Brian Landrus Quartet – Traverse
When I think of a sensual saxophone tone my first thoughts lean towards the sultry tenor playing a bluesy piece in smoke filled club as people drink hard liquor and snap their fingers. Sure it’s cliched but until I heard this album I was pretty comfortable with that vision. After listening to Brain Landrus’ amazing sensitivity I knew that I would have to expand my vision to include the baritone as a “saxually” capable instrument.

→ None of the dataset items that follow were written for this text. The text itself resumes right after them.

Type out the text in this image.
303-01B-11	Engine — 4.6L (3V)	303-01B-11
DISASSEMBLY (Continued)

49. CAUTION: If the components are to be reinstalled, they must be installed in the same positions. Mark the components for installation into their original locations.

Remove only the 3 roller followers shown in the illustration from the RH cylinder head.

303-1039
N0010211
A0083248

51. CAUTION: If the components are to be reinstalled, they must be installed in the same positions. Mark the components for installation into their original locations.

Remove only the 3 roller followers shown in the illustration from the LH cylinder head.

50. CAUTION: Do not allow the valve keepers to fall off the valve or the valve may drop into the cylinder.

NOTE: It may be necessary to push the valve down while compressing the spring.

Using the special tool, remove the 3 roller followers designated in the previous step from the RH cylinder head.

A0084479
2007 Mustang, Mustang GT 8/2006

In keeping with my love of unique voices and tone I have to lead this review with a discussion of tone, and what a tone it is. His baritone tone is close up and intimate. It lacks the strong projection and distinct buzz easily identified with more modern setups. In fact I was so sure that he was playing a Otto Link that I had to visit his website to confirm. Wouldn’t you know, yes he does play several Links. Personally I have always loved the compact and centered, though somewhat stuffy, tone links bring to the baritone sax.
For a great example of spectrum of Landrus’s tone listen to “Soul and Body”. This unaccompanied solo takes the listener on a journey. Visiting advanced techniques like multiphonics, split tones, subtones, and wide dynamic ranges. Landrus did this while still making the entire experience moving and musical. The piece is placed just ahead of “Body and Soul” on the album and adds another dimension to that oft recorded tune just by being in proximity.

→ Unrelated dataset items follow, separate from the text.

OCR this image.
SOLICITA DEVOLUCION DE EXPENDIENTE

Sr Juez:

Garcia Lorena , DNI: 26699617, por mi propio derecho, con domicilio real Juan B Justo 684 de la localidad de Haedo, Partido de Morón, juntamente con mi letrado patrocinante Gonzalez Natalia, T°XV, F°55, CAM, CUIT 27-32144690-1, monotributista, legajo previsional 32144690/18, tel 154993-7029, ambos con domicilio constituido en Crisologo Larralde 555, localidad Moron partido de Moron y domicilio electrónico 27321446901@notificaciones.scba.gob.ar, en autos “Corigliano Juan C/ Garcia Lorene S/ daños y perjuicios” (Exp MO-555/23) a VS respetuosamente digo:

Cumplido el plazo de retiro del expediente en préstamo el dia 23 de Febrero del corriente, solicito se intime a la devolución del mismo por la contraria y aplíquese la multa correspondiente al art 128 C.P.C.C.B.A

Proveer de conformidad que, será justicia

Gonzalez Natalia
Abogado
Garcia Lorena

Also on auditory display is Landrus on bass clarinet. I’ll admit that outside of Bob Mintzer, I have very little listening experience to bass clarinets in jazz. With that in mind feel free to take this and anything else I say with a grain of salt. With the disclaimer stated I will say that his ability to tell a story is equal on bass clarinet as it is on the baritone saxophone. Landrus displays fantastic control and expressiveness. The way Landrus presents the bass clarinet makes it feel like the brother to the baritone saxophone and not like a gimmick. The two tones compliment without showing the other up.
As you might imagine, Landrus didn’t do it alone. He is accompanied by what I can only describe as some of the most sensitive and aware musicians available. Simply listen to Michael Cain on the track “Lone“. His use of empty space and a quiet confidence pushes the track along in a way that makes you long to hear how Landrus will fill the spaces when he comes in later. Simply put this track is sexy and just a bit melancholic.
Brian Landrus – Baritone Saxophone, Bass Clarinet
Lonnie Plaxico – Acoustic Bass
Michael Cain – Acoustic Piano
Billy Hart – Drums
TAKE AWAY: Buy this album. That’s it! Nothing more, just buy it. It’s worth the money at 2x the price to have a great musician playing originals and standards on demand from your CD player. At the very least you have a stellar example of what a vintage Link and Mk VI bari can do in the hands of an expert.